Le géant du luxe LVMH a annoncé mardi avoir racheté comme prévu les magazines Challenges, Sciences et Avenir ainsi que La Recherche, dont il veut assurer «la pérennité», selon un communiqué.
L’homme d’affaires Claude Perdriel, qui en était l’actionnaire majoritaire jusqu’alors, avait convenu de cette cession, pour un euro symbolique. Il s’est ainsi retiré de la presse à l’âge de 99 ans, après soixante années dans cet univers.
Propriété du milliardaire Bernard Arnault, LVMH était entré dès 2020 à hauteur de 40% au capital des Éditions Croque Futur, qui publient les trois titres.
Développement sur le numérique
«Cette acquisition permettra aux Éditions Croque Futur de dynamiser le développement et la diffusion de ses trois titres, notamment sur le numérique, et de contribuer ainsi à leur pérennité», affirme LVMH. Le groupe a aussi la volonté de «promouvoir une information de qualité et la culture scientifique ainsi que sa vulgarisation».
«Notre objectif commun sera d’entamer notre redressement économique dans un marché de la presse plus difficile et complexe que jamais», souligne de son côté Maurice Szafran, conseiller de Claude Perdriel tout juste nommé président des Éditions Croque Futur et directeur de la publication des trois titres. «Avec le soutien actif de LVMH, ces défis collectifs deviennent atteignables», ajoute-t-il dans un message aux rédactions.
LVMH détient déjà, entre autres, le groupe Les Échos-Le Parisien, qui comprend les quotidiens éponymes et Radio Classique.
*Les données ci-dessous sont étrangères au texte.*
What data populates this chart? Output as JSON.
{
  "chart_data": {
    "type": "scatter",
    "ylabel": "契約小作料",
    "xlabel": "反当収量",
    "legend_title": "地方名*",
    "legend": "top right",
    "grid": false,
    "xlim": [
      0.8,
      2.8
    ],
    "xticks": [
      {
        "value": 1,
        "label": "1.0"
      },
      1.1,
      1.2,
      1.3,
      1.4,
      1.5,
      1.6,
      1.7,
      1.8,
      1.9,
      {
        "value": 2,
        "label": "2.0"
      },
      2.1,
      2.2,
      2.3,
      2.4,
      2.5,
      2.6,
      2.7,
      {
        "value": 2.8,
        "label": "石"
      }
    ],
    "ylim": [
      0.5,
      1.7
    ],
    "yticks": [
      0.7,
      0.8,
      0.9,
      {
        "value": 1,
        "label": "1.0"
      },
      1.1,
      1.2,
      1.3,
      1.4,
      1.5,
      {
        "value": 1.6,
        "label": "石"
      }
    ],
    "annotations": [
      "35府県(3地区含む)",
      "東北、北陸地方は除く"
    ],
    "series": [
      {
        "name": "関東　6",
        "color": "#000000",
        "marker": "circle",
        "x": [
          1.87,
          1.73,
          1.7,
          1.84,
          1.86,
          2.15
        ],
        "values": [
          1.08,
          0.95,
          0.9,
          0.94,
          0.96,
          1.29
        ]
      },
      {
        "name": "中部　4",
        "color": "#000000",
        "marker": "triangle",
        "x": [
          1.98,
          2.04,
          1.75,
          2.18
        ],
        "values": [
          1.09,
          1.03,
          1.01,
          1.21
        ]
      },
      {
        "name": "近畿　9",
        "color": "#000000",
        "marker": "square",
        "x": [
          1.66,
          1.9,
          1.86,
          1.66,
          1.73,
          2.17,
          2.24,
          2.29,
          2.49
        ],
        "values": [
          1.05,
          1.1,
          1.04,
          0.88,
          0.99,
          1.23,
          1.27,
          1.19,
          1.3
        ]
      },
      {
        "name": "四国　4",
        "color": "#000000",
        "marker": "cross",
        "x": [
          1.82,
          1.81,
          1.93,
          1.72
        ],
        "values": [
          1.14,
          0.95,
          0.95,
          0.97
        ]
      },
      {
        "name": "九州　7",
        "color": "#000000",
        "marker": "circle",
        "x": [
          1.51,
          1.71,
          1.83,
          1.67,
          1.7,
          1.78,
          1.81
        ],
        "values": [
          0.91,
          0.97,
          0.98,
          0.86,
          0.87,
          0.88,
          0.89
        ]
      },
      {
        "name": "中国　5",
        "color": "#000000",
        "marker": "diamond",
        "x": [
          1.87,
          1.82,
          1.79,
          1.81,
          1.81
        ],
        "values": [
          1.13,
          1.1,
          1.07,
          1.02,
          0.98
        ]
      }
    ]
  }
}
Il a aussi racheté cette année la totalité du quotidien libéral L’Opinion et du site d’actualité financière L’Agefi, dont il détenait déjà des parts.
Justice saisie
L’ONG Reporters sans frontières et des syndicats de journalistes ont saisi en décembre la justice administrative et l’Autorité de la concurrence pour examiner les conséquences du rachat de Challenges.
En novembre, les rédactions de Challenges, Sciences et Avenir et La Recherche avaient demandé à Bernard Arnault, sans succès selon elles, de signer leurs «chartes d’indépendance» sous leurs formes actuelles.
Entre juillet 2024 et juin 2025, l’hebdomadaire Challenges s’est écoulé en moyenne à 135 000 exemplaires et le mensuel Sciences et Avenir à 175 000 exemplaires, selon l’Alliance pour les chiffres de la presse et des médias (ACPM). La Recherche est un trimestriel.